Visual

Sogni (e incubi) durante la pandemia negli scatti di Anita Scianò

30-12-2020

Di Noemi Adabbo
Foto di Anita Scianò

La felicità si dice sia da ricercare dentro di noi, non possiamo trovarla all’esterno. E non sono, forse, i sogni, la nostra parte più profonda e incosciente, desideri di felicità?

Anita Scianò, insieme a Cecilia Guerra Brugnoli, Francesca De Dominicis, Jane Liskova, Francesco Rucci ed Erika Volpe ha fondato il progetto fotografico collettivo Covisioni in collaborazione con altri 40 fotografi sparsi nelle 20 regioni italiane per documentare ciò che sta accadendo, non tanto sulla situazione attuale, ma sulle conseguenze e gli effetti che questa ha generato all’interno delle relazioni umane.

L’iniziativa dura un anno, e Anita ha deciso di contribuirvi col suo di progetto, Gli Argonauti, che parte da una domanda: “I nostri sogni quanto sono collegati alla realtà di emergenza sanitaria che stiamo vivendo?”.

Ho parlato con lei per imbarcarmi nei sogni e negli incubi dei suoi soggetti, carpirne i significati, ed esplorare il mondo che ognuno di noi si è creato tra quattro mura. Le sue foto hanno fermato le notti dell’Emilia-Romagna, le hanno catturate, consegnando loro forma tangibile affinché tutti possano vederle a occhio nudo. Nude anch’esse, spogliate delle braccia di Morfeo.

La fotografia è ciò che trattiene o descrive la realtà in un qualche modo, ma tu hai deciso di portare alla luce, e quindi al conscio, ciò che sta nel nostro di inconscio, focalizzandoti sui sogni, dando loro forma, perché la realtà che viviamo ci risulta difficile da accettare.
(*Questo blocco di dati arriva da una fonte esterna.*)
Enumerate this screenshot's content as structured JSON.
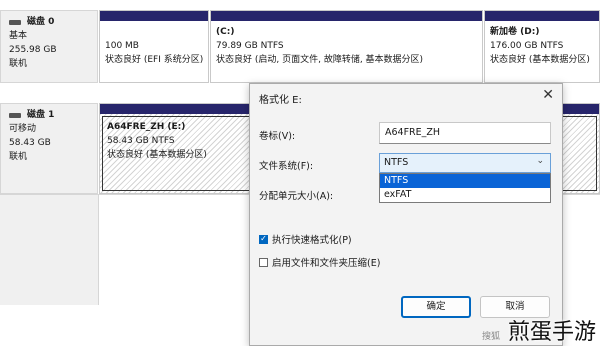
{
  "disks": [
    {
      "name": "磁盘 0",
      "type": "基本",
      "size": "255.98 GB",
      "status": "联机",
      "partitions": [
        {
          "title": "",
          "size": "100 MB",
          "desc": "状态良好 (EFI 系统分区)"
        },
        {
          "title": "(C:)",
          "size": "79.89 GB NTFS",
          "desc": "状态良好 (启动, 页面文件, 故障转储, 基本数据分区)"
        },
        {
          "title": "新加卷  (D:)",
          "size": "176.00 GB NTFS",
          "desc": "状态良好 (基本数据分区)"
        }
      ]
    },
    {
      "name": "磁盘 1",
      "type": "可移动",
      "size": "58.43 GB",
      "status": "联机",
      "partitions": [
        {
          "title": "A64FRE_ZH  (E:)",
          "size": "58.43 GB NTFS",
          "desc": "状态良好 (基本数据分区)"
        }
      ]
    }
  ],
  "dialog": {
    "title": "格式化 E:",
    "close_glyph": "✕",
    "volume_label_text": "卷标(V):",
    "volume_label_value": "A64FRE_ZH",
    "filesystem_text": "文件系统(F):",
    "filesystem_value": "NTFS",
    "filesystem_options": [
      "NTFS",
      "exFAT"
    ],
    "alloc_unit_text": "分配单元大小(A):",
    "quick_format_text": "执行快速格式化(P)",
    "quick_format_checked": true,
    "compression_text": "启用文件和文件夹压缩(E)",
    "compression_checked": false,
    "ok_label": "确定",
    "cancel_label": "取消"
  },
  "watermark": {
    "text": "煎蛋手游",
    "small_text": "搜狐"
  },
  "icons": {
    "disk": "disk-icon",
    "close": "close-icon",
    "dropdown": "chevron-down-icon",
    "checkmark": "check-icon"
  },
  "colors": {
    "partition_bar": "#27256b",
    "accent": "#0067c0",
    "selected_option": "#0a64d6"
  }
}
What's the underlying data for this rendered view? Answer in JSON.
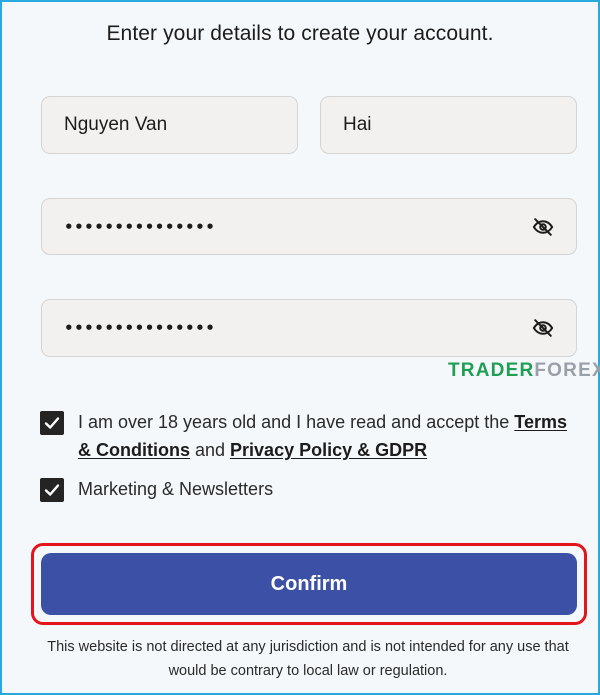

Diventano, quindi, i sogni, realtà?

Io credo che le due dimensioni si compensino: la realtà in certi momenti attinge dal sogno e viceversa, il sogno attinge dalla realtà. Non avremmo una dimensione onirica se non avessimo una vita calata nella realtà, qualsiasi essa sia.

Di notte sogniamo, rielaboriamo, mettiamo in scena ciò che viviamo o che vorremmo vivere e che ci manca. Per questo, a mio parere, risulta essere un argomento molto interessante: è una sorta di vita dall’altra parte. Sono intercambiabili e si influenzano a vicenda. Ovviamente, dipende anche dalla sensibilità della persona e da quanto questa si ascolta, elemento che ho notato molto nelle persone che sto intervistando e fotografando.

Ci sono persone che si stanno ascoltando molto di più rispetto a prima. Ora c’è più volontà di prendersi cura di sé stessi anche in questo. Stando tanto tempo in casa, tutti isolati, abbiamo fatto i conti con noi stessi”.

La maggior parte di noi, soprattutto durante il lockdown di marzo, ha sviluppato sogni differenti dal solito, con tematiche e sfondi diversi rispetto a prima. Come sono stati quelli delle persone che hai fotografato? 

“Quello che proprio mi affascinava era capire come le persone sognano. Tutti sogniamo in modo diverso: c’è chi sogna in bianco e nero, chi a colori, chi in terza persona, chi in prima. Già solo partire da questo crea un sacco di differenze.

L’interesse per questo progetto è nato da diversi articoli che ho letto durante il periodo della quarantena che parlavano, appunto, del cambiamento inerente i sogni e gli incubi. Nelle persone che io ho fotografato ci sono stati sia sogni positivi che incubi e, su un totale di 12 soggetti, si sono equivalsi. Gli stessi sogni positivi presentavano degli aspetti forti, elementi che rimangono impressi. A loro ho chiesto, ‘dal lockdown ad adesso, qual é un sogno particolarmente vivido che ti é rimasto addosso e a cui ancora, qualche volta, pensi?’.

Alcuni fanno sogni ricorrenti oppure sognano elementi che ricorrono in sogni diversi. Mi ha colpito il fatto che molti sognassero i mezzi pubblici, il viaggio, che, oltre ad essere cose che in questo momento non possiamo fare, all’interno della simbologia onirica afferiscono tutte alla sfera dell’indipendenza, della dipendenza da qualcuno. Su 12, 9 sogni si sviluppavano su un autobus, un treno o una corriera. Scendono e, o non riconoscono la città, o si ritrovano da soli. Un’antitesi tra il senso di solitudine e la dimensione pubblica.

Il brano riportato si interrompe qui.